A commodities trading company, which was conned in a grain storage fraud, has succeeded in securing a disputed insurance pay-out but has lost its claim for compensation for late settlement of its claim. This is the first case to consider how insurers should compensate their clients for, and what constitutes, unreasonably delay settling a claim under section 13A of the Insurance Act 2015.
Quadra Commodities bought grain from Agroinvest Group which was stored in warehouses in Ukraine, paying for the grain when it received a receipt from the warehouse. It transpired that the warehouses were involved in a fraud where the same parcel of grain was pledged to multiple traders, so there was insufficient grain to go around to make deliveries.
Quadra notified its losses to its insurers, which disputed the claim. The insurer argued that Quadra did not have an insurable interest in the goods and there was no physical loss of property. Subsequently, Quadra not only pursued its claim but claimed compensation for delay in the insurance pay-out which it said had damaged its business.

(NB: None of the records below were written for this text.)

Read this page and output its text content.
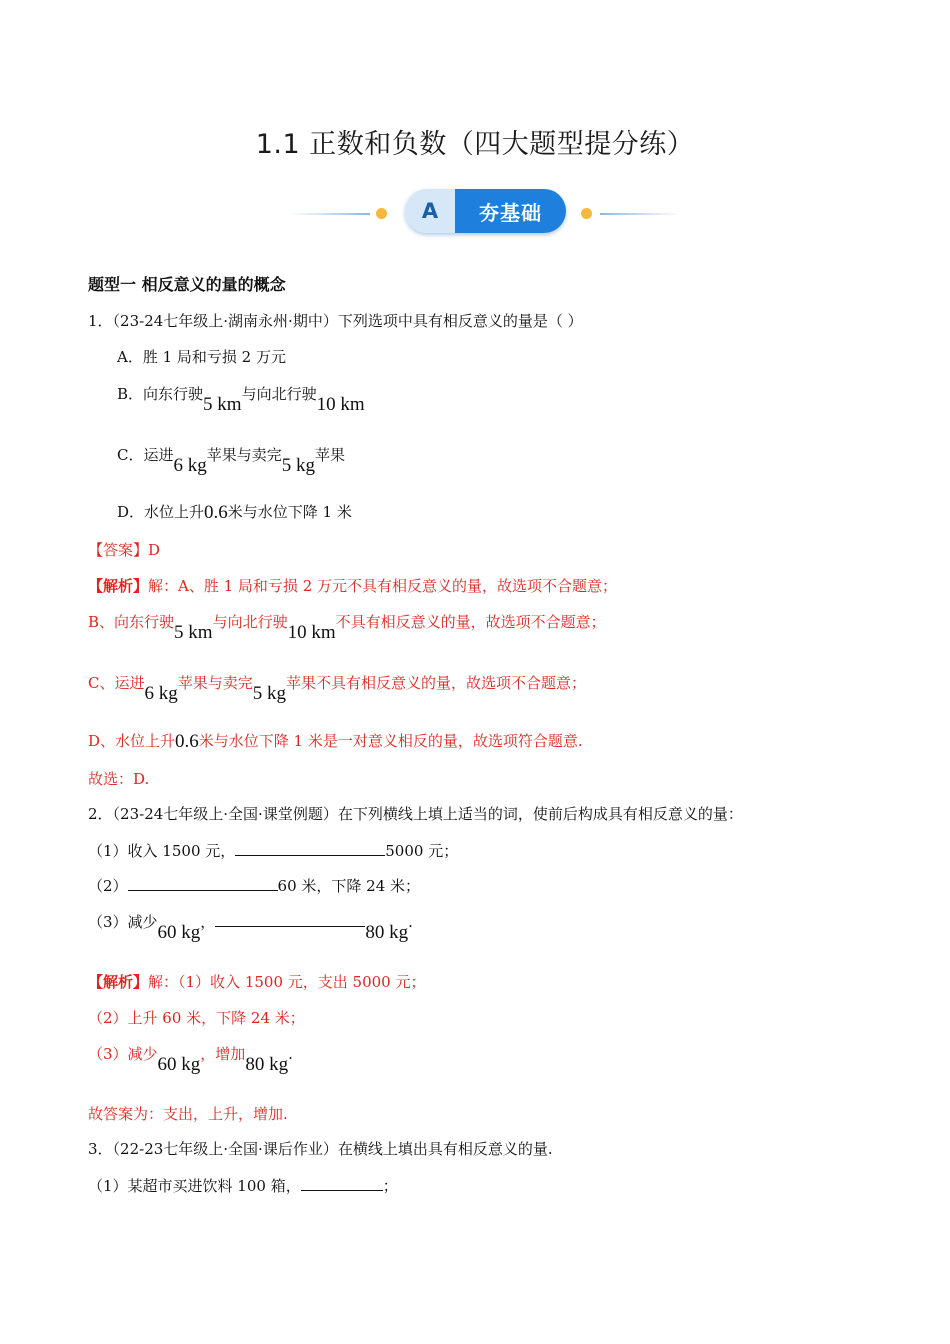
1.1 正数和负数（四大题型提分练）
A	夯基础
题型一 相反意义的量的概念
1．（23-24七年级上·湖南永州·期中）下列选项中具有相反意义的量是（ ）
A．胜 1 局和亏损 2 万元
B．向东行驶5 km与向北行驶10 km
C．运进6 kg苹果与卖完5 kg苹果
D．水位上升0.6米与水位下降 1 米
【答案】D
【解析】解：A、胜 1 局和亏损 2 万元不具有相反意义的量，故选项不合题意；
B、向东行驶5 km与向北行驶10 km不具有相反意义的量，故选项不合题意；
C、运进6 kg苹果与卖完5 kg苹果不具有相反意义的量，故选项不合题意；
D、水位上升0.6米与水位下降 1 米是一对意义相反的量，故选项符合题意.
故选：D.
2．（23-24七年级上·全国·课堂例题）在下列横线上填上适当的词，使前后构成具有相反意义的量：
（1）收入 1500 元，	5000 元；
（2）	60 米，下降 24 米；
（3）减少60 kg，	80 kg.
【解析】解：（1）收入 1500 元，支出 5000 元；
（2）上升 60 米，下降 24 米；
（3）减少60 kg，增加80 kg.
故答案为：支出，上升，增加.
3．（22-23七年级上·全国·课后作业）在横线上填出具有相反意义的量.
（1）某超市买进饮料 100 箱，	；
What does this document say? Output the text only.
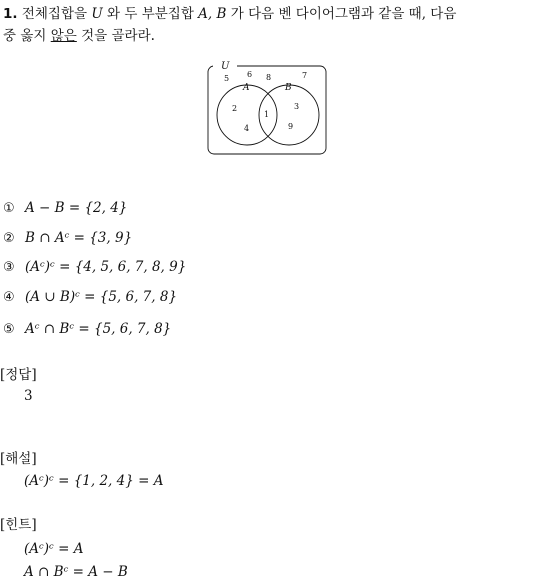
1. 전체집합을 U 와 두 부분집합 A, B 가 다음 벤 다이어그램과 같을 때, 다음
중 옳지 않은 것을 골라라.
U
A	B
5 6 8	7
2
4
1
3
9
① A − B = {2, 4}
② B ∩ Aᶜ = {3, 9}
③ (Aᶜ)ᶜ = {4, 5, 6, 7, 8, 9}
④ (A ∪ B)ᶜ = {5, 6, 7, 8}
⑤ Aᶜ ∩ Bᶜ = {5, 6, 7, 8}
[정답]
3
[해설]
(Aᶜ)ᶜ = {1, 2, 4} = A
[힌트]
(Aᶜ)ᶜ = A
A ∩ Bᶜ = A − B
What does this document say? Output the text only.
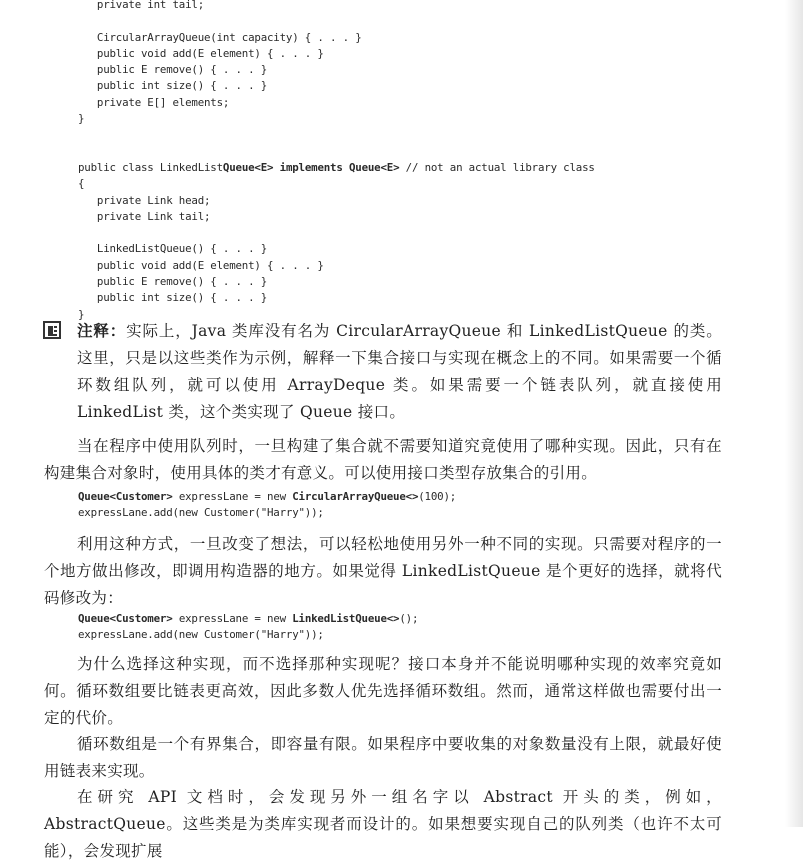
private int tail;

CircularArrayQueue(int capacity) { . . . }
public void add(E element) { . . . }
public E remove() { . . . }
public int size() { . . . }
private E[] elements;
}

public class LinkedListQueue<E> implements Queue<E> // not an actual library class
{
private Link head;
private Link tail;

LinkedListQueue() { . . . }
public void add(E element) { . . . }
public E remove() { . . . }
public int size() { . . . }
}
注释：实际上，Java 类库没有名为 CircularArrayQueue 和 LinkedListQueue 的类。这里，只是以这些类作为示例，解释一下集合接口与实现在概念上的不同。如果需要一个循环数组队列，就可以使用 ArrayDeque 类。如果需要一个链表队列，就直接使用 LinkedList 类，这个类实现了 Queue 接口。
当在程序中使用队列时，一旦构建了集合就不需要知道究竟使用了哪种实现。因此，只有在构建集合对象时，使用具体的类才有意义。可以使用接口类型存放集合的引用。
Queue<Customer> expressLane = new CircularArrayQueue<>(100);
expressLane.add(new Customer("Harry"));
利用这种方式，一旦改变了想法，可以轻松地使用另外一种不同的实现。只需要对程序的一个地方做出修改，即调用构造器的地方。如果觉得 LinkedListQueue 是个更好的选择，就将代码修改为：
Queue<Customer> expressLane = new LinkedListQueue<>();
expressLane.add(new Customer("Harry"));
为什么选择这种实现，而不选择那种实现呢？接口本身并不能说明哪种实现的效率究竟如何。循环数组要比链表更高效，因此多数人优先选择循环数组。然而，通常这样做也需要付出一定的代价。
循环数组是一个有界集合，即容量有限。如果程序中要收集的对象数量没有上限，就最好使用链表来实现。
在研究 API 文档时，会发现另外一组名字以 Abstract 开头的类，例如，AbstractQueue。这些类是为类库实现者而设计的。如果想要实现自己的队列类（也许不太可能），会发现扩展
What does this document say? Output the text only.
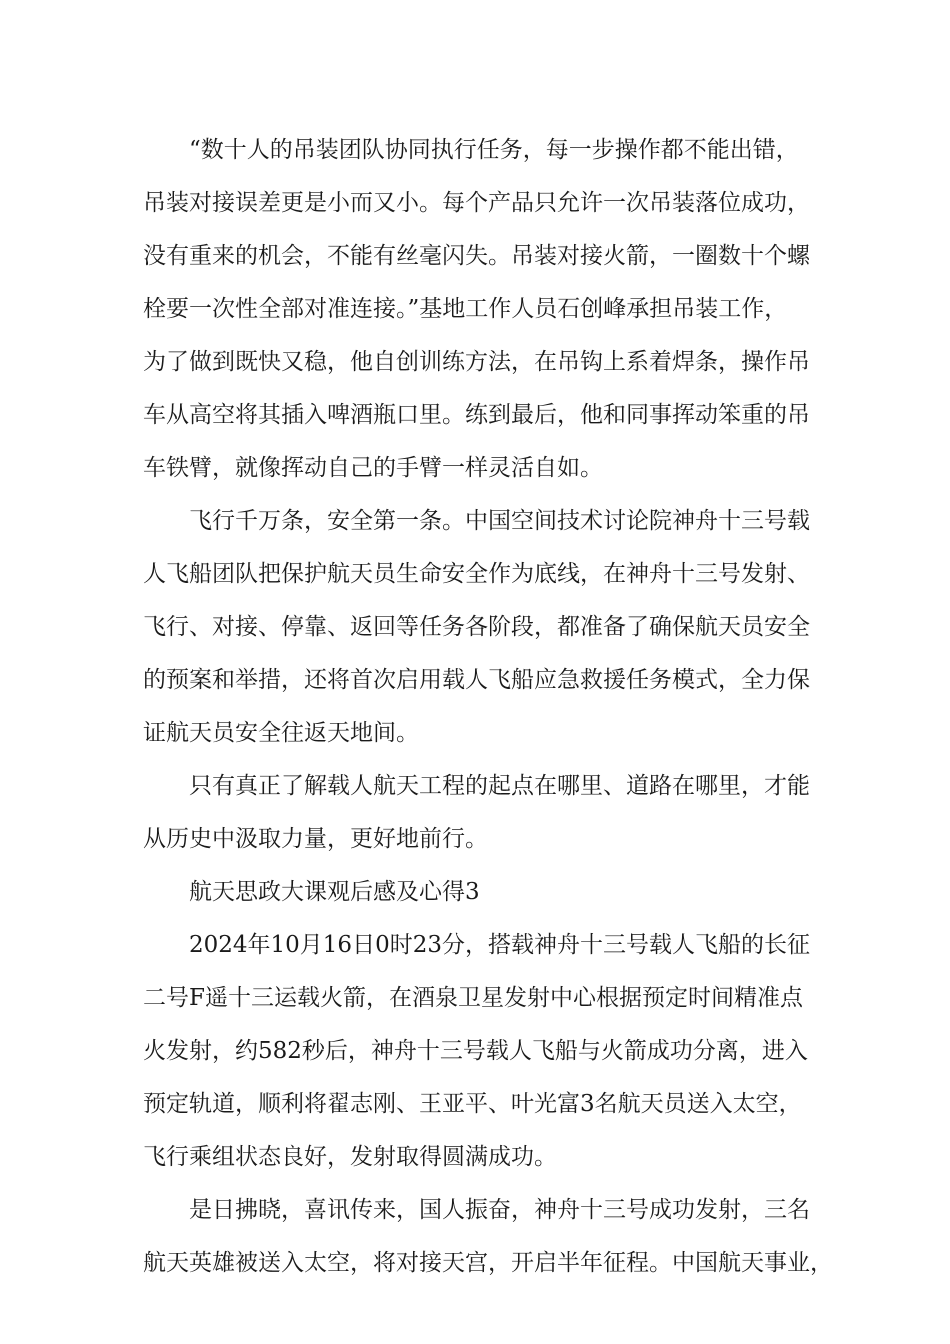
“数十人的吊装团队协同执行任务，每一步操作都不能出错，
吊装对接误差更是小而又小。每个产品只允许一次吊装落位成功，
没有重来的机会，不能有丝毫闪失。吊装对接火箭，一圈数十个螺
栓要一次性全部对准连接。”基地工作人员石创峰承担吊装工作，
为了做到既快又稳，他自创训练方法，在吊钩上系着焊条，操作吊
车从高空将其插入啤酒瓶口里。练到最后，他和同事挥动笨重的吊
车铁臂，就像挥动自己的手臂一样灵活自如。
飞行千万条，安全第一条。中国空间技术讨论院神舟十三号载
人飞船团队把保护航天员生命安全作为底线，在神舟十三号发射、
飞行、对接、停靠、返回等任务各阶段，都准备了确保航天员安全
的预案和举措，还将首次启用载人飞船应急救援任务模式，全力保
证航天员安全往返天地间。
只有真正了解载人航天工程的起点在哪里、道路在哪里，才能
从历史中汲取力量，更好地前行。
航天思政大课观后感及心得3
2024年10月16日0时23分，搭载神舟十三号载人飞船的长征
二号F遥十三运载火箭，在酒泉卫星发射中心根据预定时间精准点
火发射，约582秒后，神舟十三号载人飞船与火箭成功分离，进入
预定轨道，顺利将翟志刚、王亚平、叶光富3名航天员送入太空，
飞行乘组状态良好，发射取得圆满成功。
是日拂晓，喜讯传来，国人振奋，神舟十三号成功发射，三名
航天英雄被送入太空，将对接天宫，开启半年征程。中国航天事业，
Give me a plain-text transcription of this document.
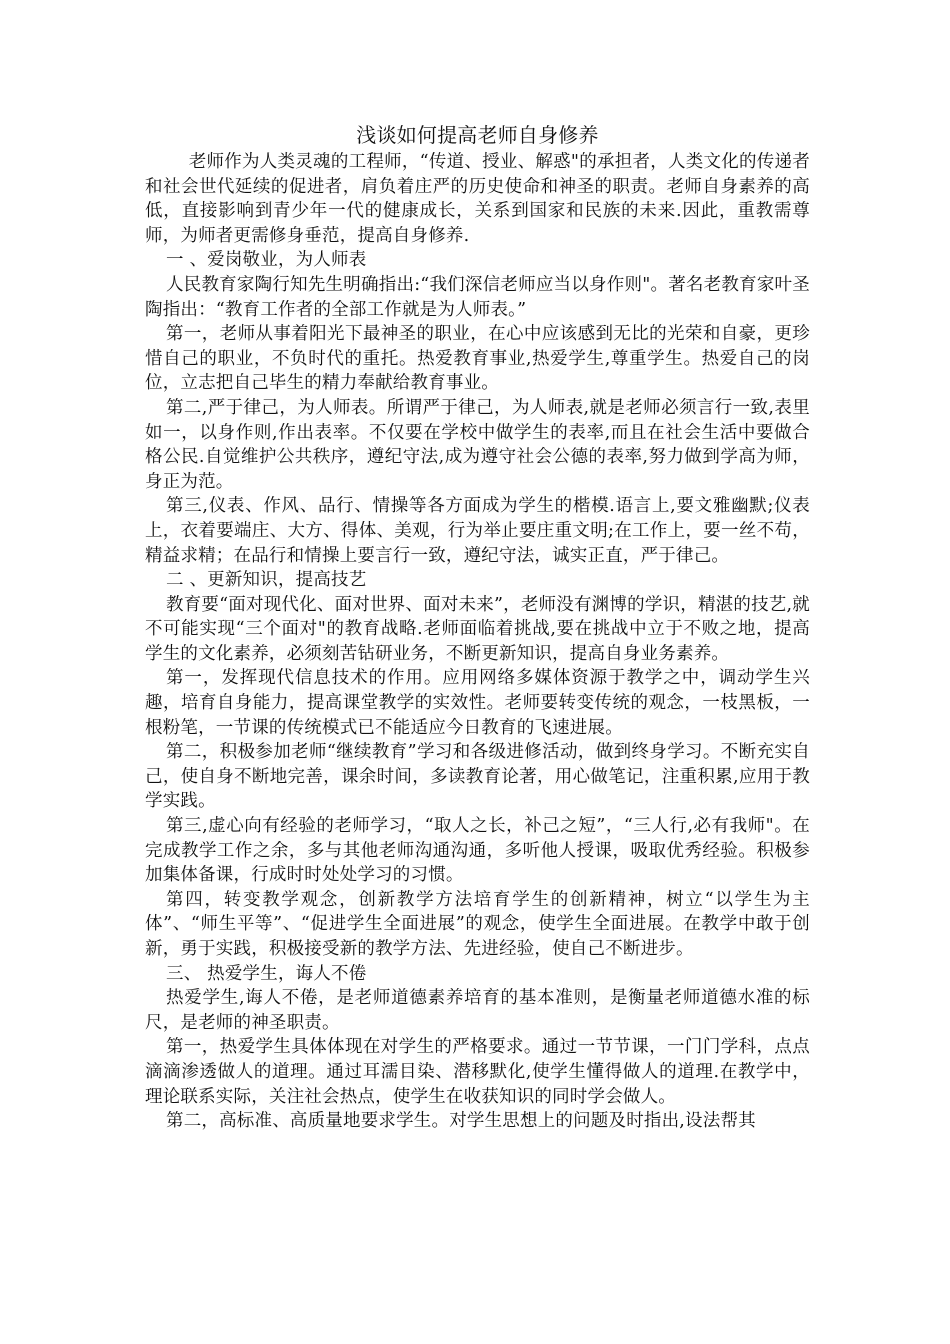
浅谈如何提高老师自身修养

老师作为人类灵魂的工程师，“传道、授业、解惑"的承担者，人类文化的传递者和社会世代延续的促进者，肩负着庄严的历史使命和神圣的职责。老师自身素养的高低，直接影响到青少年一代的健康成长，关系到国家和民族的未来.因此，重教需尊师，为师者更需修身垂范，提高自身修养.

一 、爱岗敬业，为人师表

人民教育家陶行知先生明确指出:“我们深信老师应当以身作则"。著名老教育家叶圣陶指出：“教育工作者的全部工作就是为人师表。”

第一，老师从事着阳光下最神圣的职业，在心中应该感到无比的光荣和自豪，更珍惜自己的职业，不负时代的重托。热爱教育事业,热爱学生,尊重学生。热爱自己的岗位，立志把自己毕生的精力奉献给教育事业。

第二,严于律己，为人师表。所谓严于律己，为人师表,就是老师必须言行一致,表里如一，以身作则,作出表率。不仅要在学校中做学生的表率,而且在社会生活中要做合格公民.自觉维护公共秩序，遵纪守法,成为遵守社会公德的表率,努力做到学高为师，身正为范。

第三,仪表、作风、品行、情操等各方面成为学生的楷模.语言上,要文雅幽默;仪表上，衣着要端庄、大方、得体、美观，行为举止要庄重文明;在工作上，要一丝不苟，精益求精；在品行和情操上要言行一致，遵纪守法，诚实正直，严于律己。

二 、更新知识，提高技艺

教育要“面对现代化、面对世界、面对未来”，老师没有渊博的学识，精湛的技艺,就不可能实现“三个面对"的教育战略.老师面临着挑战,要在挑战中立于不败之地，提高学生的文化素养，必须刻苦钻研业务，不断更新知识，提高自身业务素养。

第一，发挥现代信息技术的作用。应用网络多媒体资源于教学之中，调动学生兴趣，培育自身能力，提高课堂教学的实效性。老师要转变传统的观念，一枝黑板，一根粉笔，一节课的传统模式已不能适应今日教育的飞速进展。

第二，积极参加老师“继续教育”学习和各级进修活动，做到终身学习。不断充实自己，使自身不断地完善，课余时间，多读教育论著，用心做笔记，注重积累,应用于教学实践。

第三,虚心向有经验的老师学习，“取人之长，补己之短”，“三人行,必有我师"。在完成教学工作之余，多与其他老师沟通沟通，多听他人授课，吸取优秀经验。积极参加集体备课，行成时时处处学习的习惯。

第四，转变教学观念，创新教学方法培育学生的创新精神，树立“以学生为主体”、“师生平等”、“促进学生全面进展”的观念，使学生全面进展。在教学中敢于创新，勇于实践，积极接受新的教学方法、先进经验，使自己不断进步。

三、 热爱学生，诲人不倦

热爱学生,诲人不倦，是老师道德素养培育的基本准则，是衡量老师道德水准的标尺，是老师的神圣职责。

第一，热爱学生具体体现在对学生的严格要求。通过一节节课，一门门学科，点点滴滴渗透做人的道理。通过耳濡目染、潜移默化,使学生懂得做人的道理.在教学中，理论联系实际，关注社会热点，使学生在收获知识的同时学会做人。

第二，高标准、高质量地要求学生。对学生思想上的问题及时指出,设法帮其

The Court decided that Quadra did have an insurable interest in the grain and ordered the insurer to settle the claim. It then needed to decide whether the insurer had unreasonably delayed payment and should compensate Quadra for the delay.
The judge concluded that a reasonable amount of time for an insurer to investigate, evaluate and pay a complex claim of this nature would be about a year from the notice of loss. However, he decided that the insurer had had reasonable grounds for disputing the claim and was not liable to pay compensation for late payment while the dispute was ongoing.
James Burgoyne of Brunel Professions said: “In some ways, this was a disappointing outcome for policyholders. Coverage decisions in professional indemnity insurance claims often take a long time, and whilst complex or delicate situations need time to investigate and properly consider, it often seems that there is a lack of expedition and decisiveness in the approach taken by insurers. This is frustrating for policyholders, who have shown support to an insurer in selecting them against their competitors and paying them sizeable premiums. The best that might be said of the present decision is that at least there is now some precedent to show the court’s approach to these issues.”